Reviews such as the one on The Verge regarding the Pixel 2XL camera being better than the iPhone XS camera always make me think a bit. "The Pixel 2… makes all the processing decisions for you …come with plenty of contrast, sharpness, and dynamic punch" are cited as reasons the iPhone XS camera is somehow lacking. Perhaps it's my time with a photography hobby but those same points sound like critical flaws to me. And those sample images he posted as proof of the Pixel 2XL being superior all looked over-sharpened and with what I'd call blown highlights and undetailed shadows. Maybe I've spent too many years working with raw images, but the "flat" look he's complaining about looks to me to be a far better starting point.

All that aside, I don't doubt he's correct that the default camera app on the Pixel 2XL does produce finished pictures most people will find more aesthetically pleasing. Perhaps with enough detail that a pass through an Instagram filter or two doesn't result in unusable garbage. Which is the part where it gets me thinking. What do people actually think of when they talk about a "camera". What is the output expected from such a thing? And to the extent comparisons can be made between 'cameras', what would count as "better"?

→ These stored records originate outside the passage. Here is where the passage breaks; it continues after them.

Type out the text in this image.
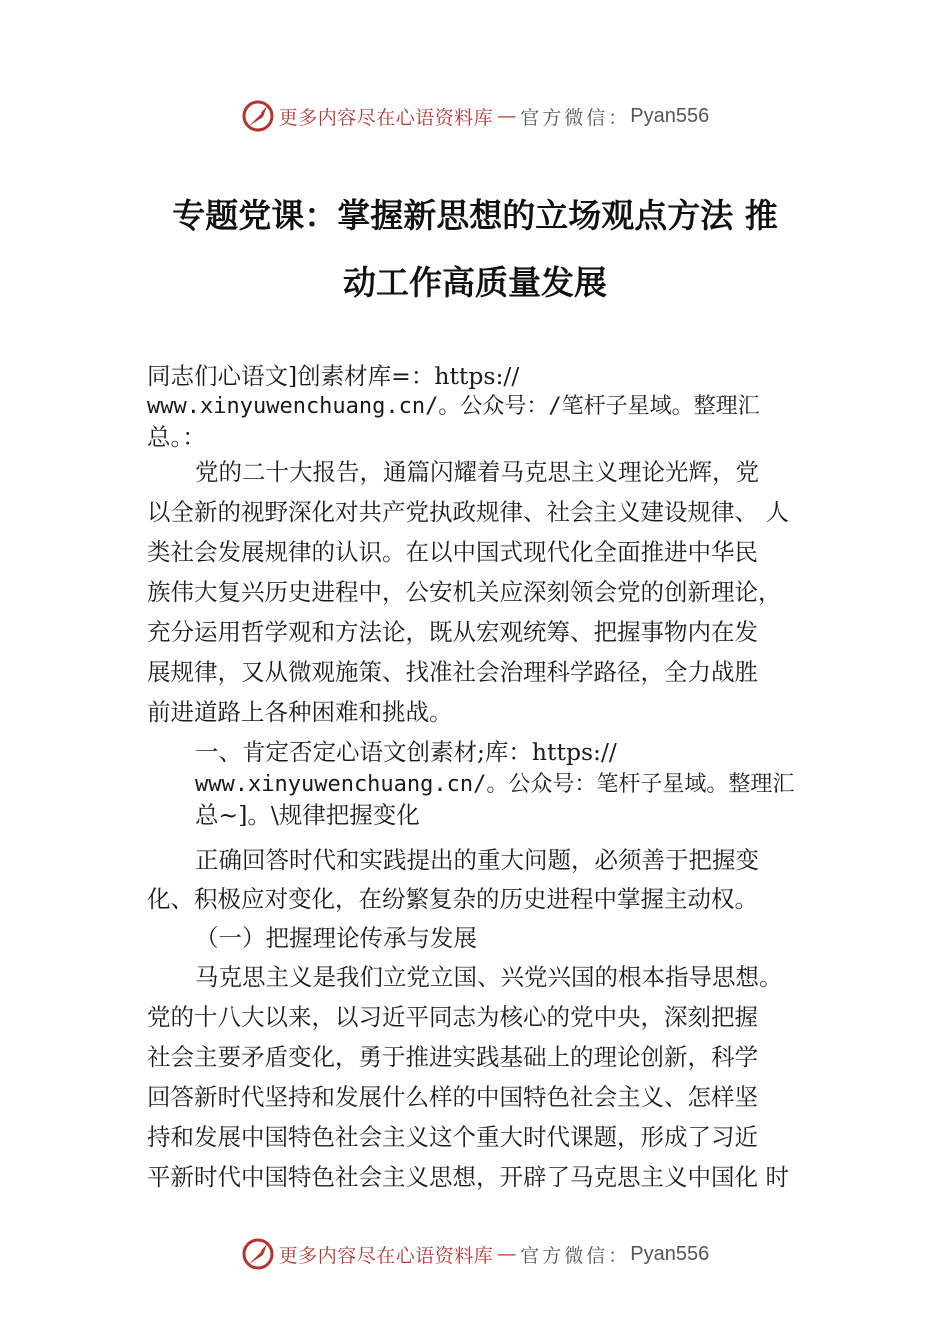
更多内容尽在心语资料库 — 官方微信： Pyan556
专题党课：掌握新思想的立场观点方法 推
动工作高质量发展
同志们心语文]创素材库=：https://
www.xinyuwenchuang.cn/。公众号：/笔杆子星域。整理汇
总。：
党的二十大报告，通篇闪耀着马克思主义理论光辉，党
以全新的视野深化对共产党执政规律、社会主义建设规律、 人
类社会发展规律的认识。在以中国式现代化全面推进中华民
族伟大复兴历史进程中，公安机关应深刻领会党的创新理论，
充分运用哲学观和方法论，既从宏观统筹、把握事物内在发
展规律，又从微观施策、找准社会治理科学路径，全力战胜
前进道路上各种困难和挑战。
一、肯定否定心语文创素材;库：https://
www.xinyuwenchuang.cn/。公众号：笔杆子星域。整理汇
总~]。\规律把握变化
正确回答时代和实践提出的重大问题，必须善于把握变
化、积极应对变化，在纷繁复杂的历史进程中掌握主动权。
（一）把握理论传承与发展
马克思主义是我们立党立国、兴党兴国的根本指导思想。
党的十八大以来，以习近平同志为核心的党中央，深刻把握
社会主要矛盾变化，勇于推进实践基础上的理论创新，科学
回答新时代坚持和发展什么样的中国特色社会主义、怎样坚
持和发展中国特色社会主义这个重大时代课题，形成了习近
平新时代中国特色社会主义思想，开辟了马克思主义中国化 时
更多内容尽在心语资料库 — 官方微信： Pyan556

My medium format TLR certainly produces pictures with far more detail than my DSLR ever did (or my mirrorless does). But focusing with the ground glass takes a long time and running the enlarger isn't exactly something I can do while riding the bus (though I do miss the smell of fixer). If detail is all that mattered the TLR is clearly a 'better' camera, so why haven't I used it in years? My mirrorless takes great photos no current phone camera can match along any measurable metric. So why are most of my daily pictures taken with my phone?

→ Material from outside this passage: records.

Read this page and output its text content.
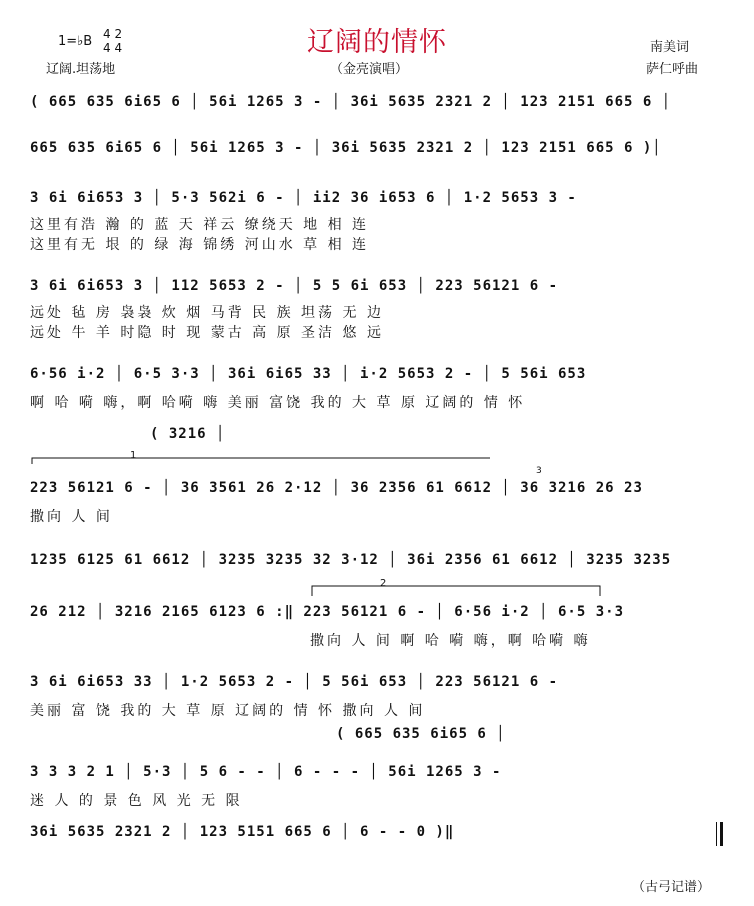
1=♭B 4 2
4 4	辽阔的情怀	南美词
辽阔.坦荡地	（金亮演唱）	萨仁呼曲
( 665 635 6i65 6 │ 56i 1265 3 - │ 36i 5635 2321 2 │ 123 2151 665 6 │
665 635 6i65 6 │ 56i 1265 3 - │ 36i 5635 2321 2 │ 123 2151 665 6 )│
3 6i 6i653 3 │ 5·3 562i 6 - │ ii2 36 i653 6 │ 1·2 5653 3 -
这里有浩 瀚 的 蓝 天 祥云 缭绕天 地 相 连
这里有无 垠 的 绿 海 锦绣 河山水 草 相 连
3 6i 6i653 3 │ 112 5653 2 - │ 5 5 6i 653 │ 223 56121 6 -
远处 毡 房 袅袅 炊 烟 马背 民 族 坦荡 无 边
远处 牛 羊 时隐 时 现 蒙古 高 原 圣洁 悠 远
6·56 i·2 │ 6·5 3·3 │ 36i 6i65 33 │ i·2 5653 2 - │ 5 56i 653
啊 哈 嗬 嗨，啊 哈嗬 嗨 美丽 富饶 我的 大 草 原 辽阔的 情 怀
( 3216 │
223 56121 6 - │ 36 3561 26 2·12 │ 36 2356 61 6612 │ 36 3216 26 23
撒向 人 间
1235 6125 61 6612 │ 3235 3235 32 3·12 │ 36i 2356 61 6612 │ 3235 3235
26 212 │ 3216 2165 6123 6 :‖ 223 56121 6 - │ 6·56 i·2 │ 6·5 3·3
撒向 人 间 啊 哈 嗬 嗨，啊 哈嗬 嗨
3 6i 6i653 33 │ 1·2 5653 2 - │ 5 56i 653 │ 223 56121 6 -
美丽 富 饶 我的 大 草 原 辽阔的 情 怀 撒向 人 间
( 665 635 6i65 6 │
3 3 3 2 1 │ 5·3 │ 5 6 - - │ 6 - - - │ 56i 1265 3 -
迷 人 的 景 色 风 光 无 限
36i 5635 2321 2 │ 123 5151 665 6 │ 6 - - 0 )‖
1
2
3
（古弓记谱）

And yet, though clearly convenience wins and "the best camera is the one you have on you", I still like to have most of the post-processing decisions done by me. I don't like it when a picture comes out of the camera system looking overly punchy. I don't want a camera system that will over-saturate the colours without any input from me. Sure I may wind up cranking the saturation and contrast anyway, but I want those steps to be discrete active decisions on my part. I suspect most people would agree with the author at The Verge and be perfectly happy to let the camera do all that for them.